嶋村: おおよそ6割を社内で製造し、残りの4割を外部に委託しています。社内で5割〜6割を製造する「モノ作り」の態勢は今後も維持していくつもりです。アバールデータが供給する製品は、5年〜10年といった長い年月にわたって装置の中で稼働していきます。不良解析や品質管理などの面では、社内に製造ラインがあることが非常に役立つのです。それから製造期間を短縮したり、有害物質の使用規制(RoHS指令)に対応したりといった活動でも、社内における製造ラインの存在が欠かせません。

新しいことに次々と挑戦する

― アバールデータの2〜3年先の姿を教えてください。

嶋村: 2014年3月期が終了した時点でのあるべき姿を描いた、3年間の中期経営計画を策定しました。

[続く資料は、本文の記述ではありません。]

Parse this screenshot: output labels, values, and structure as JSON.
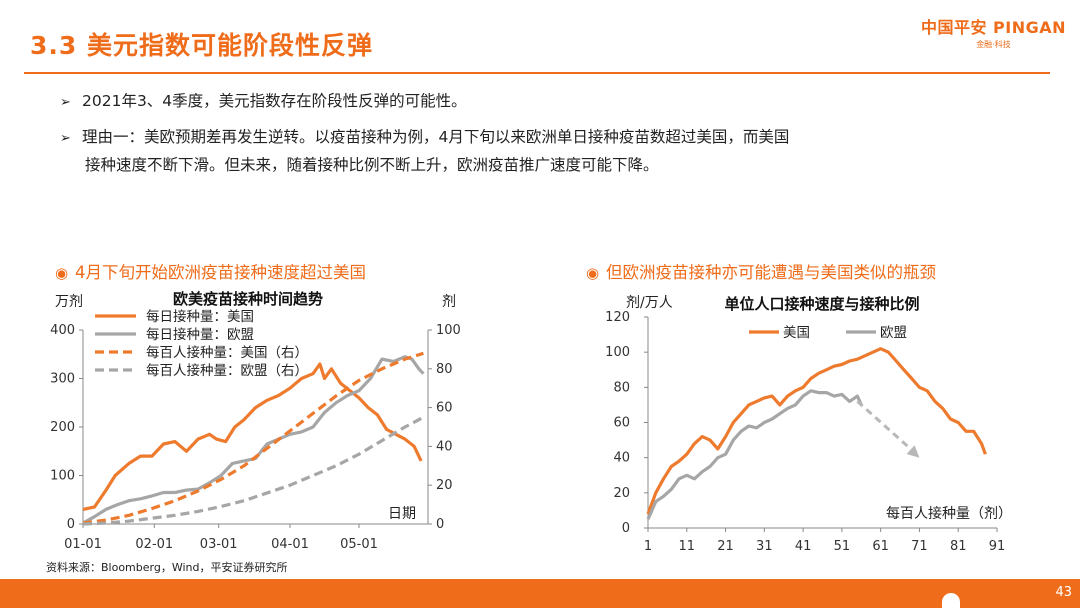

連結売上高95億円、売上高経常利益率14%以上、株主資本利益率(ROE:Ruturn on Equity)10%、連結配当性向(1株当たり配当額/1株当たり当期純利益)30%を目標に掲げております。  2011年度以降の3年間は、激変する市場環境に対応しながらさらなる飛躍を目指します。

― もう少し詳しく、お考えをお聞かせください。
嶋村: 具体的には現在の半導体、FA関連及び電力・制御装置における売上を維持しながら、テラストレージ、スマート電源、スマートカメラ、高速アナログ関連などの新製品によって新規事業分野を拡大してゆき、この構成比率を現在の25%から45%に高めていきます。  さらに外部との技術提携、販売提携を推進し、他社の技術リソース、販売チャネルを活用するため、このような効率の良いパートナーシップを強化してゆきます。また東アジアを中心とする海外戦略においてもこれらをさらに推進し海外戦略の重要なキーワードとしてまいります。  また製品戦略では、市場環境が激変しているなか、現在の「超高速」だけでなくコストパーフォーマンスも追求し、当社の得意分野である画像・計測通信機器分野においては、ここにおけるハイエンド製品のシェアーアップを目指します。そしてこれらの製品展開のキーになっている当社の最大の強みであるハイブリット技術(総合技術)の優位性を最大限に生かし、世界最高速の製造・検査装置を実現できる唯一の国内メーカーとして社会に貢献してゆきたいと思います。

―本日はどうもありがとうございました。